Мне Думается, Мясковский должен то любить, то ненавидеть не только искусство Глазунова, но даже Чайковского. Раньше мне казалось, что у Мясковского много точек соприкосновения с последним. Теперь я все больше и больше понимаю, что это совсем не так и что аналогии и влияния не идут тут дальше случайных встреч или соприкосновений по близости эпох...
Чайковский никогда не боялся живой интонации... Мясковский, допустив живую интонацию, чаще всего восполнит ее гармоническим содержанием... от привычки избегать простоты — странной боязни, чтобы не заподозрили в бедности изобретения! И оттого в симфонизме Мясковского глубже и проницательнее (и эстетически интереснее) все то, что обусловлено искусственностью (в смысле своего рода “интеллектуального садовничества”), чем то, что составляет в его музыке прелесть лесных трав и цветов и “музыку открытой души”.
К счастью, его интеллектуально-духовный мир настолько богат, что данное весьма острое противоречие, скрытое за логикой музыкально закономерного развития, очень не скоро вполне обнажится. Лично для меня в постоянном наличии в творчестве Мясковского колебаний между притягательностью живой интонации и всего естественного в музыке и... опасением “ступить просто” — слышится мучительное, но недосягаемое желание... моцартианства, то есть органического сочетания художественной мудрости с прелестью живой простодушной речи...

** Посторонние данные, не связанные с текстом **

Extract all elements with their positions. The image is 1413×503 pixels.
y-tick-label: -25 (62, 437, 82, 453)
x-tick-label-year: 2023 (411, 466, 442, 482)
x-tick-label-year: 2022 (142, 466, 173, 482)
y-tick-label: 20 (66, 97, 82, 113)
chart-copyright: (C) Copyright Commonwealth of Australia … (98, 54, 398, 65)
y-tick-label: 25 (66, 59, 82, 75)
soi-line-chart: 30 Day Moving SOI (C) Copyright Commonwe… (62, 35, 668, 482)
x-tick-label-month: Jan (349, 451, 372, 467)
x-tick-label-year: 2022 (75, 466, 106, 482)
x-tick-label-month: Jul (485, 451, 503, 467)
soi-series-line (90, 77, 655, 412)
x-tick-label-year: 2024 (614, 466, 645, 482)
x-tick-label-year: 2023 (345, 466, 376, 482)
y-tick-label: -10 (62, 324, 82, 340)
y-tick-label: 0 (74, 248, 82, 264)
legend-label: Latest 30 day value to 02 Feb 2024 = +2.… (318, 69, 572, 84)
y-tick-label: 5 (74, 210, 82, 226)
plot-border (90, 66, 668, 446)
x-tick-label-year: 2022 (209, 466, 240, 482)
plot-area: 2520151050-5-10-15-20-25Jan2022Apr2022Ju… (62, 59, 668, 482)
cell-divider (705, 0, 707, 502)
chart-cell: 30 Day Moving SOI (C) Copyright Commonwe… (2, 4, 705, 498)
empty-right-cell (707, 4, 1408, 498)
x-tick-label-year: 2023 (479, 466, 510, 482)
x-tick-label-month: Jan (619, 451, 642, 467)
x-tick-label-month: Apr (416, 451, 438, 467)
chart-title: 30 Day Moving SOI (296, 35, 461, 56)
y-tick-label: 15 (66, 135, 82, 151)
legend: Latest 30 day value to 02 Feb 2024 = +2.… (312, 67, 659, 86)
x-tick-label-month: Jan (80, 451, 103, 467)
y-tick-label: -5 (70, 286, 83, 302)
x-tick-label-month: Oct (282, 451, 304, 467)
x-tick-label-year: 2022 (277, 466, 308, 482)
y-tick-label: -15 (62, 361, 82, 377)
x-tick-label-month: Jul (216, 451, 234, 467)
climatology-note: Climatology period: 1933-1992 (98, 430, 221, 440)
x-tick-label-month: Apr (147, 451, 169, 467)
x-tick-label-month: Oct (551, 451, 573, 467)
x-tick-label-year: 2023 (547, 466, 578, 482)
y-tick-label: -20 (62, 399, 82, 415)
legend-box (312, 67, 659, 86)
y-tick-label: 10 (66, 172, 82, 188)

Но я не знаю ничего прекраснее в музыке Мясковского, чем моменты редкостной душевной ясности и
<стр. 169>
духовной просветленности, когда вдруг музыка начинает светлеть и свежеть, как весенний лес после дождя, и каждая деталь в ней красуется своей жизнь приветствующей выразительностью. Вслед за душными изысканиями в человеческой психике Мясковский, выходя на простор человеческого массового общения, обогащает музыку не восторженными гимнами (они звучат у него как-то напряженно), а чутким сочувствием охватывающей людей радости — и тут обычное для его музыки личное волнение переходит в состояние полноты жизнеощущения, в преодоление субъективной сумеречности. В такие моменты нельзя не улыбаться вместе с приветливой музыкой: ведь свет и ясность звучат в ней не как случайные, преходящие состояния. Радость завоевана сложным длительным раздумьем и душевными коллизиями, образно убедительно отображенными в каждой из симфоний — этих путях, дорогах и тропинках жизни богатой творческой индивидуальности.
Надо говорить прямо — в музыке Мясковского много мучительно скорбных поисков духовной ясности и непримиренности с жестокими загадками бытия. Но ведь это все естественнейшие качества человеческого ума и сердца, в художественном своем облике особенно людей волнующие...
Искусство Мясковского сложно, извилисто, многообразно. Я обобщил, сколько было в пределах моего разумения этого искусства, все, что запечатлелось в моем сознании за тридцать лет наблюдений и волнений, испытанных мною просто как слушателем в росте творчества крупнейшего композитора». (Из записей Б. В. Асафьева, сделанных летом 1942 г.; опубликованы под названием «Николай Яковлевич Мясковский» в 1955 г.)
На этом естественнее всего закончить книгу о выдающемся художнике-симфонисте.